I was quite sure this would have been asked before but I couldn't find it, so here goes:
If $\displaystyle BC<AC<AB \hspace{5pt} (\alpha<\beta<\gamma)$, show $\displaystyle PA+PB+PC<\beta+\gamma \hspace{3pt}$ (where $P$ arbitrary in the interior of the triangle).
I haven't actually been able to make a simple yet convincing attempt (although I have got a messy solution). I know that there is a nice and elegant way to do it, but it isn't coming to me.
The Fermat-Torricelli point of a triangle $ABC$ is the point $P$ such that $PA+PB+PC$ is minimized. It is usually found through the following lines: Assume, for first, that $ABC$ has no angle greater than $120^\circ$ and take a point $Q$ inside $ABC$. Let $Q'$ the image of $Q$ under a rotation of $60^\circ$ around $B$, $A'$ likewise:
Then $Q'A'=QA$ and $BQ=BQ'=QQ'$, hence:
$$ QA+QB+QC = A'Q'+Q'Q+QC \leq CA', $$
and the Fermat-Torricelli point lies in the intersection of the lines through a vertex of $ABC$ and the corresponding vertex of a equilateral triangle built on the opposite side, externally to $ABC$.

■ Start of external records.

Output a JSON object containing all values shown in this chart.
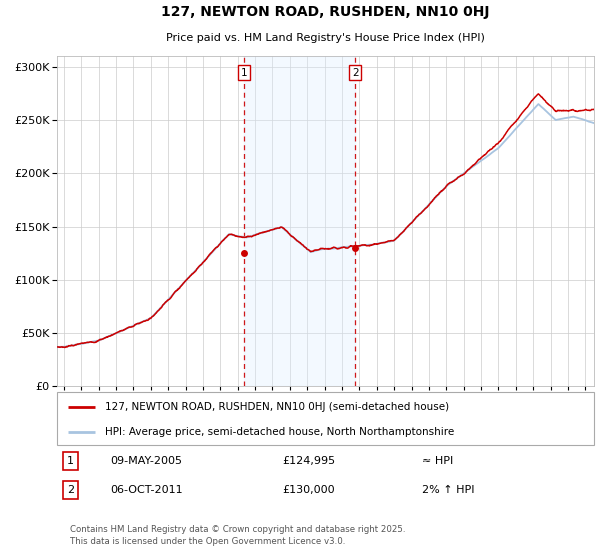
{
  "title": "127, NEWTON ROAD, RUSHDEN, NN10 0HJ",
  "subtitle": "Price paid vs. HM Land Registry's House Price Index (HPI)",
  "legend_line1": "127, NEWTON ROAD, RUSHDEN, NN10 0HJ (semi-detached house)",
  "legend_line2": "HPI: Average price, semi-detached house, North Northamptonshire",
  "sale1_date": "09-MAY-2005",
  "sale1_price": "£124,995",
  "sale1_vs_hpi": "≈ HPI",
  "sale2_date": "06-OCT-2011",
  "sale2_price": "£130,000",
  "sale2_vs_hpi": "2% ↑ HPI",
  "footer": "Contains HM Land Registry data © Crown copyright and database right 2025.\nThis data is licensed under the Open Government Licence v3.0.",
  "hpi_color": "#a8c4e0",
  "price_color": "#cc0000",
  "shade_color": "#ddeeff",
  "dashed_line_color": "#cc0000",
  "background_color": "#ffffff",
  "grid_color": "#cccccc",
  "ylim": [
    0,
    310000
  ],
  "sale1_x": 2005.35,
  "sale2_x": 2011.76,
  "marker1_y": 124995,
  "marker2_y": 130000,
  "xmin": 1994.6,
  "xmax": 2025.5
}
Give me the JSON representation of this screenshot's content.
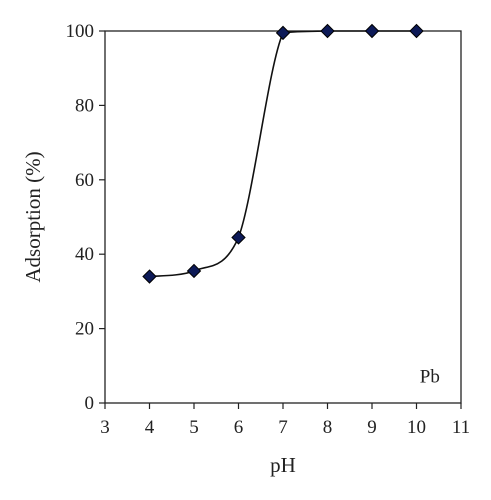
{
  "chart_data": {
    "type": "line",
    "title": "",
    "xlabel": "pH",
    "ylabel": "Adsorption (%)",
    "xlim": [
      3,
      11
    ],
    "ylim": [
      0,
      100
    ],
    "xticks": [
      3,
      4,
      5,
      6,
      7,
      8,
      9,
      10,
      11
    ],
    "yticks": [
      0,
      20,
      40,
      60,
      80,
      100
    ],
    "grid": false,
    "annotation": "Pb",
    "marker": "diamond",
    "line_style": "smooth",
    "colors": {
      "line": "#111111",
      "marker_fill": "#0d1a57",
      "marker_stroke": "#000000"
    },
    "series": [
      {
        "x": [
          4,
          5,
          6,
          7,
          8,
          9,
          10
        ],
        "y": [
          34,
          35.5,
          44.5,
          99.5,
          100,
          100,
          100
        ]
      }
    ]
  }
}
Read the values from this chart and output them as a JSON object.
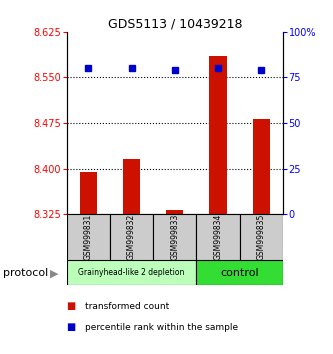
{
  "title": "GDS5113 / 10439218",
  "samples": [
    "GSM999831",
    "GSM999832",
    "GSM999833",
    "GSM999834",
    "GSM999835"
  ],
  "red_values": [
    8.395,
    8.415,
    8.332,
    8.585,
    8.482
  ],
  "blue_values": [
    8.565,
    8.566,
    8.562,
    8.566,
    8.562
  ],
  "ylim_left": [
    8.325,
    8.625
  ],
  "ylim_right": [
    0,
    100
  ],
  "yticks_left": [
    8.325,
    8.4,
    8.475,
    8.55,
    8.625
  ],
  "yticks_right": [
    0,
    25,
    50,
    75,
    100
  ],
  "ytick_labels_right": [
    "0",
    "25",
    "50",
    "75",
    "100%"
  ],
  "bar_color": "#cc1100",
  "marker_color": "#0000cc",
  "bar_width": 0.4,
  "group1_label": "Grainyhead-like 2 depletion",
  "group1_color": "#bbffbb",
  "group2_label": "control",
  "group2_color": "#33dd33",
  "protocol_label": "protocol",
  "legend_red": "transformed count",
  "legend_blue": "percentile rank within the sample",
  "background_color": "#ffffff",
  "sample_box_color": "#cccccc",
  "grid_dotted_ticks": [
    8.4,
    8.475,
    8.55
  ]
}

However, if $ABC$ has an angle $\geq 120^\circ$, the Fermat-Torricelli point is just the opposite vertex to the longest side.
Can you finish from there?
Update: I also have a one-shot-one-kill solution. The function that maps $P$ to $PA+PB+PC$ is a convex function, as a sum of convex functions. It follows that $PA+PB+PC$ attains its maximum in a vertex of $ABC$, since $ABC$ is a convex set. If $BC<AC<AB$, such a maximum is obviously attained in $A$, and the claim follows.